Esta ideia é, afinal, corolário da natureza e do sentido da fiscalização concreta de constitucionalidade das normas e, em especial, do recurso de parte que dela participa. Aí, a questão de constitucionalidade é uma questão incidental, em estreita relação com o 'feito submetido a julgamento' (CRP, artº
207º), só podendo incidir sobre normas relevantes para o caso. O 'interesse pessoal na invalidação da norma' (G. Canotilho e Vital Moreira) só faz sentido e se concretiza na medida em que a parte confronte, em tempo, o tribunal que decide a causa com a controversa validade constitucional das normas que aí são convocáveis.

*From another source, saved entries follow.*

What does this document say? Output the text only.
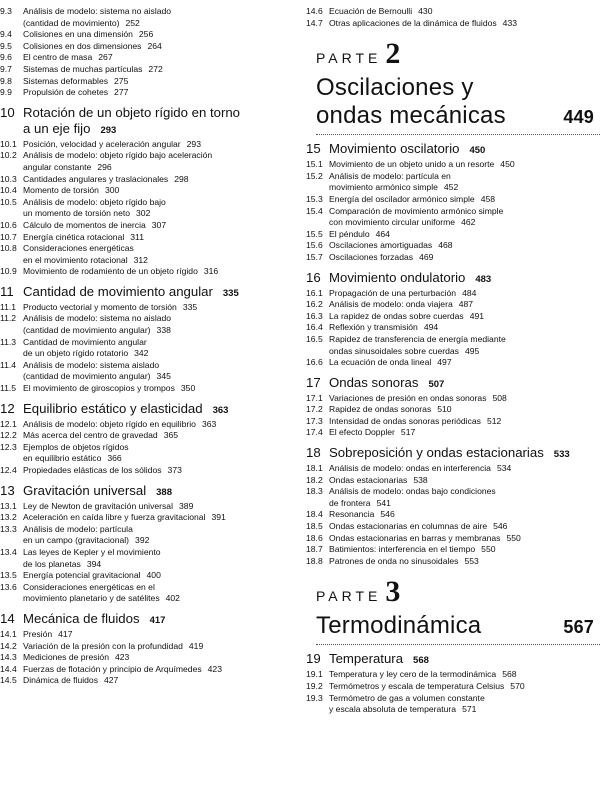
9.3	Análisis de modelo: sistema no aislado
(cantidad de movimiento) 252
9.4	Colisiones en una dimensión 256
9.5	Colisiones en dos dimensiones 264
9.6	El centro de masa 267
9.7	Sistemas de muchas partículas 272
9.8	Sistemas deformables 275
9.9	Propulsión de cohetes 277
10 Rotación de un objeto rígido en torno
a un eje fijo 293
10.1 Posición, velocidad y aceleración angular 293
10.2 Análisis de modelo: objeto rígido bajo aceleración
angular constante 296
10.3 Cantidades angulares y traslacionales 298
10.4 Momento de torsión 300
10.5 Análisis de modelo: objeto rígido bajo
un momento de torsión neto 302
10.6 Cálculo de momentos de inercia 307
10.7 Energía cinética rotacional 311
10.8 Consideraciones energéticas
en el movimiento rotacional 312
10.9 Movimiento de rodamiento de un objeto rígido 316
11 Cantidad de movimiento angular 335
11.1 Producto vectorial y momento de torsión 335
11.2 Análisis de modelo: sistema no aislado
(cantidad de movimiento angular) 338
11.3 Cantidad de movimiento angular
de un objeto rígido rotatorio 342
11.4 Análisis de modelo: sistema aislado
(cantidad de movimiento angular) 345
11.5 El movimiento de giroscopios y trompos 350
12 Equilibrio estático y elasticidad 363
12.1 Análisis de modelo: objeto rígido en equilibrio 363
12.2 Más acerca del centro de gravedad 365
12.3 Ejemplos de objetos rígidos
en equilibrio estático 366
12.4 Propiedades elásticas de los sólidos 373
13 Gravitación universal 388
13.1 Ley de Newton de gravitación universal 389
13.2 Aceleración en caída libre y fuerza gravitacional 391
13.3 Análisis de modelo: partícula
en un campo (gravitacional) 392
13.4 Las leyes de Kepler y el movimiento
de los planetas 394
13.5 Energía potencial gravitacional 400
13.6 Consideraciones energéticas en el
movimiento planetario y de satélites 402
14 Mecánica de fluidos 417
14.1 Presión 417
14.2 Variación de la presión con la profundidad 419
14.3 Mediciones de presión 423
14.4 Fuerzas de flotación y principio de Arquímedes 423
14.5 Dinámica de fluidos 427
14.6 Ecuación de Bernoulli 430
14.7 Otras aplicaciones de la dinámica de fluidos 433
PARTE 2
Oscilaciones y
ondas mecánicas	449
15 Movimiento oscilatorio 450
15.1 Movimiento de un objeto unido a un resorte 450
15.2 Análisis de modelo: partícula en
movimiento armónico simple 452
15.3 Energía del oscilador armónico simple 458
15.4 Comparación de movimiento armónico simple
con movimiento circular uniforme 462
15.5 El péndulo 464
15.6 Oscilaciones amortiguadas 468
15.7 Oscilaciones forzadas 469
16 Movimiento ondulatorio 483
16.1 Propagación de una perturbación 484
16.2 Análisis de modelo: onda viajera 487
16.3 La rapidez de ondas sobre cuerdas 491
16.4 Reflexión y transmisión 494
16.5 Rapidez de transferencia de energía mediante
ondas sinusoidales sobre cuerdas 495
16.6 La ecuación de onda lineal 497
17 Ondas sonoras 507
17.1 Variaciones de presión en ondas sonoras 508
17.2 Rapidez de ondas sonoras 510
17.3 Intensidad de ondas sonoras periódicas 512
17.4 El efecto Doppler 517
18 Sobreposición y ondas estacionarias 533
18.1 Análisis de modelo: ondas en interferencia 534
18.2 Ondas estacionarias 538
18.3 Análisis de modelo: ondas bajo condiciones
de frontera 541
18.4 Resonancia 546
18.5 Ondas estacionarias en columnas de aire 546
18.6 Ondas estacionarias en barras y membranas 550
18.7 Batimientos: interferencia en el tiempo 550
18.8 Patrones de onda no sinusoidales 553
PARTE 3
Termodinámica	567
19 Temperatura 568
19.1 Temperatura y ley cero de la termodinámica 568
19.2 Termómetros y escala de temperatura Celsius 570
19.3 Termómetro de gas a volumen constante
y escala absoluta de temperatura 571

E é com esta leitura do sistema de controlo concreto das normas e, em particular, do enunciado do artigo 70º, nº 1, alínea b), da Lei nº 28/82, que o Tribunal Constitucional vem fixando o sentido da locução 'durante o processo'. Esse sentido - afirma-se em jurisprudência pacífica e reiterada - é um sentido funcional, que não formal: a inconstitucionalidade há-de ter sido suscitada não depois se haver esgotado o poder jurisdicional do juiz sobre a matéria, até à extinção da instância, mas em momento em que o tribunal da causa pudesse ainda conhecer da questão (cf., entre outros, os acórdãos nºs 62/85, 90/85, 94/88,
479/89, D.R., II Série, de, respectivamente, 31-5-1985, 11-7--1985, 22-8-1988,
24-4-1992, e os acórdãos nºs 439/89 e 253/93, inéditos)'.
Tanto basta para dar como não verificado o aludido pressuposto processual, decorrendo daí que não se possa tomar conhecimento do presente recurso de inconstitucionalidade.
5. Ouçam-se as partes, por cinco dias, nos termos e para os efeitos do disposto no artigo 78º-A, da Lei nº 28/82, de 15 de Novembro, aditado pelo artigo 2º da Lei nº 85/89, de 7 de Setembro.